The Scheme programming language has an unusually complicated lexical syntax. In the Larceny implementation of R5RS and R6RS Scheme, that lexical analyzer is implemented by a state machine with 231 states.

If I were maintaining that code by hand, I'd be very upset when a new Scheme standard or SRFI came along and forced me to make some small change to the lexical syntax.

Fortunately, the code you see above was written by machine, by a lexical analyzer generator.

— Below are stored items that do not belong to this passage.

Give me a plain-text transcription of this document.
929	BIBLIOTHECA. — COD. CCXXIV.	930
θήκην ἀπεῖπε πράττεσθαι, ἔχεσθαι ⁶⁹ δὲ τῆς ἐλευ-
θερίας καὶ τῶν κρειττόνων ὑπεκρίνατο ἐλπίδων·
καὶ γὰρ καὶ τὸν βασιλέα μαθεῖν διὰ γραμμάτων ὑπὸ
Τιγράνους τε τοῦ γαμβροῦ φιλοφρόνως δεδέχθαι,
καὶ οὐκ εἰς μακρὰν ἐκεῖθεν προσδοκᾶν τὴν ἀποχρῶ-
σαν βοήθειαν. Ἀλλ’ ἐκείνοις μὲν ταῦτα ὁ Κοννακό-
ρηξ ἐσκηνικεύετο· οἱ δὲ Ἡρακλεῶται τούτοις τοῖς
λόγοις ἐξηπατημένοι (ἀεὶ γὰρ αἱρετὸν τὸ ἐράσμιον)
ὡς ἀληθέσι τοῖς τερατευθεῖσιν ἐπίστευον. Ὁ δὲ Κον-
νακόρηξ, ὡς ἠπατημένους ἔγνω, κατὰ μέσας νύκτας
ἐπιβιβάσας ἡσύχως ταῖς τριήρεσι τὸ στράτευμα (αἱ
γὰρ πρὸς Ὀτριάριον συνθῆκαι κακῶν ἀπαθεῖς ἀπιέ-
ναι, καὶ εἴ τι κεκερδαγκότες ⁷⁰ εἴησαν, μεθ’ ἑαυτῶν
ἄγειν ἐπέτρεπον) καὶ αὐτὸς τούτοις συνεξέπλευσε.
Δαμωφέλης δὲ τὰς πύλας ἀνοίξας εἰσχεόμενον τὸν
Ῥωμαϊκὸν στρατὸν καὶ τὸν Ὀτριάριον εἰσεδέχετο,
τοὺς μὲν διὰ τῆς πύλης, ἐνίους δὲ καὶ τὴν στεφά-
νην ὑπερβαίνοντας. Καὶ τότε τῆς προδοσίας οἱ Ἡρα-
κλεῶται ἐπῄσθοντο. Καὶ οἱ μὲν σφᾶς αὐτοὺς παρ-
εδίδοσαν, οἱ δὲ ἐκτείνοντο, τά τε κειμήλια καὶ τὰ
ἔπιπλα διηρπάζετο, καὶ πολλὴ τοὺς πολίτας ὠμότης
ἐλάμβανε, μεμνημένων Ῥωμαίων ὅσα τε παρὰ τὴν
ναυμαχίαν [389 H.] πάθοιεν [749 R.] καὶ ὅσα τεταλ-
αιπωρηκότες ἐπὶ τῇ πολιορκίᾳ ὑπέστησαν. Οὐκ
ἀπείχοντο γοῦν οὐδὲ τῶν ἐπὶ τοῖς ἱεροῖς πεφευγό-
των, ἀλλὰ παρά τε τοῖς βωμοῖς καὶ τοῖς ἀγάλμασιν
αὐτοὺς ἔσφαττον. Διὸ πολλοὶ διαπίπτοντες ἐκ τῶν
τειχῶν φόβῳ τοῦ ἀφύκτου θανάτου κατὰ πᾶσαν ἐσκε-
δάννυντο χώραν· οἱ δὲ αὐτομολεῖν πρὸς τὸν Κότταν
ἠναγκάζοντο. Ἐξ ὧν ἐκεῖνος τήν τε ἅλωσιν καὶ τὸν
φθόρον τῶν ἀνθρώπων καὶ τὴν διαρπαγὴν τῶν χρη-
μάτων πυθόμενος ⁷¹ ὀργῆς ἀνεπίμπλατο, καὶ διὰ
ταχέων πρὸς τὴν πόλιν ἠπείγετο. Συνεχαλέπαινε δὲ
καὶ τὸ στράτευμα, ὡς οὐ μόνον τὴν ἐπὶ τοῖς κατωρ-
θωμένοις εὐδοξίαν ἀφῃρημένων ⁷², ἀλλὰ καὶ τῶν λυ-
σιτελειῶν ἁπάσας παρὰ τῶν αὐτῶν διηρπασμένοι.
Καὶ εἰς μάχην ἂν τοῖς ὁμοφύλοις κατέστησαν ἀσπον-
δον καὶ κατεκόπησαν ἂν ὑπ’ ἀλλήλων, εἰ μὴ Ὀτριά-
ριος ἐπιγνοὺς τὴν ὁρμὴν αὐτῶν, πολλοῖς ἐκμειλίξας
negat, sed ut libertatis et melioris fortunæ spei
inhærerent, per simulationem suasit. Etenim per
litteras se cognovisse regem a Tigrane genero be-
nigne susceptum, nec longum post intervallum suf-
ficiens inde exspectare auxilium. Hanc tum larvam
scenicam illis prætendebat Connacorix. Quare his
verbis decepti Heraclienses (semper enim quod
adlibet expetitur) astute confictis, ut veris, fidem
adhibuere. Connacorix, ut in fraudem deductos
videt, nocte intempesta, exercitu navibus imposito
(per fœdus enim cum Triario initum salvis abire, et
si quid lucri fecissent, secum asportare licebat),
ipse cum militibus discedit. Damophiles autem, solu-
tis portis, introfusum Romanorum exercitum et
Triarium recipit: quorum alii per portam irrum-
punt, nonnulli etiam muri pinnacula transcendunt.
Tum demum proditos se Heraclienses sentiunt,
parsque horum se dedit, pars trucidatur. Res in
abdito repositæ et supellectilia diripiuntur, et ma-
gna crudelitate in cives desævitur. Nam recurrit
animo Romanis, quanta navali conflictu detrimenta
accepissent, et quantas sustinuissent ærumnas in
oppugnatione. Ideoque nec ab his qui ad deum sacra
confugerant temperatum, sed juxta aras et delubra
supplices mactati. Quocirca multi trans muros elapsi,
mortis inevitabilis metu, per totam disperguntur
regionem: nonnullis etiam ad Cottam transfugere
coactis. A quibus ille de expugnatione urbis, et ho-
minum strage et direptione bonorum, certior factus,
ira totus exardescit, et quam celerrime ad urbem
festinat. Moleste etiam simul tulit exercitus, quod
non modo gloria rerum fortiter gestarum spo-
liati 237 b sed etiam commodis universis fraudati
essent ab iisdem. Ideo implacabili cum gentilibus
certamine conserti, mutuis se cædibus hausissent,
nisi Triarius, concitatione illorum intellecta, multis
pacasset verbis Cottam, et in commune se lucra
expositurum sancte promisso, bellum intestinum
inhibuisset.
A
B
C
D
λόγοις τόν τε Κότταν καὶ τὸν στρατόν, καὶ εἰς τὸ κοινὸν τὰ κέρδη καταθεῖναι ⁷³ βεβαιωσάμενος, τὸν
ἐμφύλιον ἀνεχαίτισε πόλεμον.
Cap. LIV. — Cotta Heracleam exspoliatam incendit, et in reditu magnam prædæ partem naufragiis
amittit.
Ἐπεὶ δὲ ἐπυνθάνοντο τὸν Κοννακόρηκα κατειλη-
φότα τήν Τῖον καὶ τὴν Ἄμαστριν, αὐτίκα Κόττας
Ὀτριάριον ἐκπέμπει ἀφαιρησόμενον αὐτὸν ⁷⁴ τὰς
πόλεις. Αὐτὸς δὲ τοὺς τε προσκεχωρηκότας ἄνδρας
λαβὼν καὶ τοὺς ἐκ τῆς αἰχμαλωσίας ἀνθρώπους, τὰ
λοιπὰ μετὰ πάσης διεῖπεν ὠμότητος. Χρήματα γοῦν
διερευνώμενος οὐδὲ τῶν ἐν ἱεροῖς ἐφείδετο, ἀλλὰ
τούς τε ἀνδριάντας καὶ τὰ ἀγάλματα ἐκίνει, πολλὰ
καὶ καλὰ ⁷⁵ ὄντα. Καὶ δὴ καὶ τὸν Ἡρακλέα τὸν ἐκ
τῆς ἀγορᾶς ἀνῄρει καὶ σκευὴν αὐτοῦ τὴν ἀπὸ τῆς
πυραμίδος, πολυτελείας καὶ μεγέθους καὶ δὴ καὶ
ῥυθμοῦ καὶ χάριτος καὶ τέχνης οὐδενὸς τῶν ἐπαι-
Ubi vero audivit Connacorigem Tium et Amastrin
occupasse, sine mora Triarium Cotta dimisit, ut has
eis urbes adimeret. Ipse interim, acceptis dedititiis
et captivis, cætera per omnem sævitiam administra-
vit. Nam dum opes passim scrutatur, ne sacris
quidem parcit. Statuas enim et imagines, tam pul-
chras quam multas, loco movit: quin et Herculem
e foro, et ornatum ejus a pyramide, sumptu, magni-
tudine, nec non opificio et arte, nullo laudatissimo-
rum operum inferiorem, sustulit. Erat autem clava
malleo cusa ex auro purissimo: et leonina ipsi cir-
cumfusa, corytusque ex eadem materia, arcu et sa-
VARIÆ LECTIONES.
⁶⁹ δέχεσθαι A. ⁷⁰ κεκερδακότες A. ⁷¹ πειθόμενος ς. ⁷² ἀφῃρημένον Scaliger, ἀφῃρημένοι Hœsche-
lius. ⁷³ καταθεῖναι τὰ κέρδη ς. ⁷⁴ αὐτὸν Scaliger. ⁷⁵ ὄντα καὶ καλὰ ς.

What I maintain by hand is a list of regular expressions that describe all the tokens of Scheme. Here, for example, is a regular expression for identifiers:

       (id (! ((! ; constituent
                  %a..z %A..Z isOtherConstituent
                  ; special initial
                  #\! #\$ #\% #\& #\* #\/ #\: #\< #\= #\> #\? #\^ #\_ #\~
                  ; inline hex escape
                  (#\#\x (! %0..9 %a..f %A..F)
                           (* (! %0..9 %a..f %A..F)) #\;)
                  (#\isAscii)                               ; backslash escape
                  (#\# #\%)                                ; MzScheme randomness
                  #\. #\@ #\|                 ; leading dot or @ or vertical bar
                  (#\+ #\:)                                         ; leading +:
                  (#\- #\:)                                         ; leading -:
                  ; peculiar prefix
                  (#\- #\>))
               (* (! %a..z %A..Z isOtherConstituent
                     #\! #\$ #\% #\& #\* #\/ #\: #\< #\= #\> #\? #\^ #\_ #\~
                     (#\#\x (! %0..9 %a..f %A..F)
                              (* (! %0..9 %a..f %A..F)) #\;)
                     (#\isAscii)                            ; backslash escape
                     (#\# #\%)                             ; MzScheme randomness
                     #\|                     ; embedded or trailing vertical bar
                     %0..9 #\+ #\- #\. #\@ isNdMcMe)))
              ; peculiar identifiers
              #\+ #\- (#\. #\. #\.)
              (#\- #\-)                                                    ;  --
              (#\- #\1 #\+)                                                ; -1+
              (#\1 #\+)                                                    ;  1+
              (#\1 #\-)                                                    ;  1-
              ))

When some new standard or SRFI forces a change in the lexical syntax, I just make some easy change to the list of regular expressions. Then I run that list of regular expressions through a lexical analyzer generator that spits out executable Scheme code for the huge state machine.

The Scheme code produced by that easy process is always correct. I don't have to spend any time at all on debugging it.